Hello, Freunde des Fischkopfs,

der Kapitalismus hat seine Chance gehabt, er muss gehen. Der Fisch stinkt vom Kopf her und die Köpfe des Kapitalismus stinken rund um die Welt. Mindestens 200 Jahre lang hatte der Kapitalismus Zeit, sich zu bewähren. Er versinkt in seinen Widersprüchen.

Nein, er versinkt nicht in seinen Widersprüchen, denn einen Kapitalismus gibt es nicht. Es gibt überhaupt keinen Begriff, der unabhängig von uns ein Eigenleben führen könnte. Es gibt nur Menschen, die kollektiven Handlungsdevisen folgten, die sie auf Automatik stellten.

Der Mensch muss sich ändern, der dem kapitalistischen Automatismus folgt, den er selbst erfunden und installiert hat. Der Mensch versinkt in seinen Widersprüchen.

Wenn wir sagen, der Kapitalismus muss sich ändern, schauen wir in den blauen Himmel und warten, bis ein neu möblierter Luxuskäfig von oben eingeflogen wird, der den alten verrotteten Käfig ersetzen soll. Der Wechsel der Käfige wird doch nichts mit uns zu tun haben? Das alte System muss weg, ein neues her – ohne, dass wir selbst uns ändern müssten.

Kapitalismus ist die zum System erfrorene Kollektivmoral einer Gesellschaft, inzwischen vieler Gesellschaften, ja der gesamten Menschheit.

Habe ich gesagt, der Mensch müsse seine private Moral verändern, dann werde sich alles ändern?
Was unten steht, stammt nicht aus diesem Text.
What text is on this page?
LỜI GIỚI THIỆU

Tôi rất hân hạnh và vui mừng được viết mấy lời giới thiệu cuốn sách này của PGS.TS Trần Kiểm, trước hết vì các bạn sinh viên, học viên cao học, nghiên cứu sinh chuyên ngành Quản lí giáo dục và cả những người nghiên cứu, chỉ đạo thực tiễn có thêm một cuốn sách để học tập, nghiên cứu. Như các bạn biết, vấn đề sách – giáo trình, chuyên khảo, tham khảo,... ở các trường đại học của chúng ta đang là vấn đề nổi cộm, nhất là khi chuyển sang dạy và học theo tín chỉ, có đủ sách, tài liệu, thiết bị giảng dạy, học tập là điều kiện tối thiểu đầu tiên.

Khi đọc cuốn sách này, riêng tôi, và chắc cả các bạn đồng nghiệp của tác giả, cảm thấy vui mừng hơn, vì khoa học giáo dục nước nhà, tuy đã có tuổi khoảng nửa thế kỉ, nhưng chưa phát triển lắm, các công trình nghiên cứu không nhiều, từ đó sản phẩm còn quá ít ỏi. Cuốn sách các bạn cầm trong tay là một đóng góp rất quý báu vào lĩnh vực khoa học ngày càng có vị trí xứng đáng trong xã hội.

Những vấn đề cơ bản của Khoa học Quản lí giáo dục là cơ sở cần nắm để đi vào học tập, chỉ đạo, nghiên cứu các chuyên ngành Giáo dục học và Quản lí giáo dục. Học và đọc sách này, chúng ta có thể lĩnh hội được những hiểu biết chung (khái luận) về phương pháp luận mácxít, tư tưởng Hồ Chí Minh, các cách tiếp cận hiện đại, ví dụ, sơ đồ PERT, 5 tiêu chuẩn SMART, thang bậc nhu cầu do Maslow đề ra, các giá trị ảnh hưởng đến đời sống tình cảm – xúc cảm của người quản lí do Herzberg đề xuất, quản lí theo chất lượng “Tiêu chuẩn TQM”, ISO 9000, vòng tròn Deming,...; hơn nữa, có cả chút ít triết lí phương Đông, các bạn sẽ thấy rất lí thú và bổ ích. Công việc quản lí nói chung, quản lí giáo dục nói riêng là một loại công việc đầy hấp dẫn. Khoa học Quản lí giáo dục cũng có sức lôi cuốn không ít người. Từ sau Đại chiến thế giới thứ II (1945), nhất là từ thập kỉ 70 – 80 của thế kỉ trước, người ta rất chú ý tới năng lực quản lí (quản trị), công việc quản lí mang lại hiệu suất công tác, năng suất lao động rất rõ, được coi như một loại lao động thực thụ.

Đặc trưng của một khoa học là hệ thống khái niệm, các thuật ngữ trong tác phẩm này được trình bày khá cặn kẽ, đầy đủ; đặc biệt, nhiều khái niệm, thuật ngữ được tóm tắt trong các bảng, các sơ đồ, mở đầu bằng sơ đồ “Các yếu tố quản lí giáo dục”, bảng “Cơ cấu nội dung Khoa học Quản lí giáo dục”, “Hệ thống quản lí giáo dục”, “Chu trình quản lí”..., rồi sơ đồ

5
Nein. Der Mensch darf seine Moral nicht länger in private und politische aufspalten. Mit ihrer privaten Moral stehen die

meisten Menschen in Opposition zu ihrer politischen und wirtschaftlichen. Dass es ihre abgespaltene öffentliche Moral ist, die ihre unmoralische Politik und Wirtschaft absegnen, wollen sie nicht sehen.

Moral ist für sie nur private Moral. Alles andere ist – das System, draußen in der bösen Welt, von unbekannten bösen Mächten erfunden und privaten Moralisten aufs Auge gedrückt. Würden sie ihre private Moral ändern, glauben sie, würde sich am System kein Jota ändern.

Es komme doch nicht auf Privatmensch X an, sagen gewiefte Systemkenner: das System muss geändert werden. Ändere sich das System, ändere sich auch der Mensch. Ändere sich aber nur der Mensch, ändere sich nichts auf der Welt.

So denken die Linken, die nicht an die Kraft der Moral glauben: sie glauben an automatische Geschichtsabläufe, die eines unbestimmten Tages das System verändern werden. Zwar muss der Mensch kooperieren und Barrikaden errichten, aber nur, wenn der Ruf der Geschichte ihn auffordert.

Das eigentliche System der Linken ist nicht der Kapitalismus, sondern die Geschichte. Es gäbe keinen Kapitalismus, wenn Geschichte ihn nicht erfunden hätte. Nur wenn Geschichte eines Tages befindet, der Kapitalismus habe seine Schuldigkeit getan, darf er gehen. Dann muss er abtreten, auch wenn er nicht will. Und ist er nicht willig, braucht Geschichte Gewalt.

Der Gott der Linken ist die Geschichte. Das verbindet sie mit den Frommen, deren Gott die Heilsgeschichte lenkt. Auch für Linke ist Geschichte Heilsgeschichte. Allerdings brauchen sie keinen Gott, der über der Geschichte steht, um sie von oben zu leiten. Ihr Gott ist mit der Geschichte verschmolzen.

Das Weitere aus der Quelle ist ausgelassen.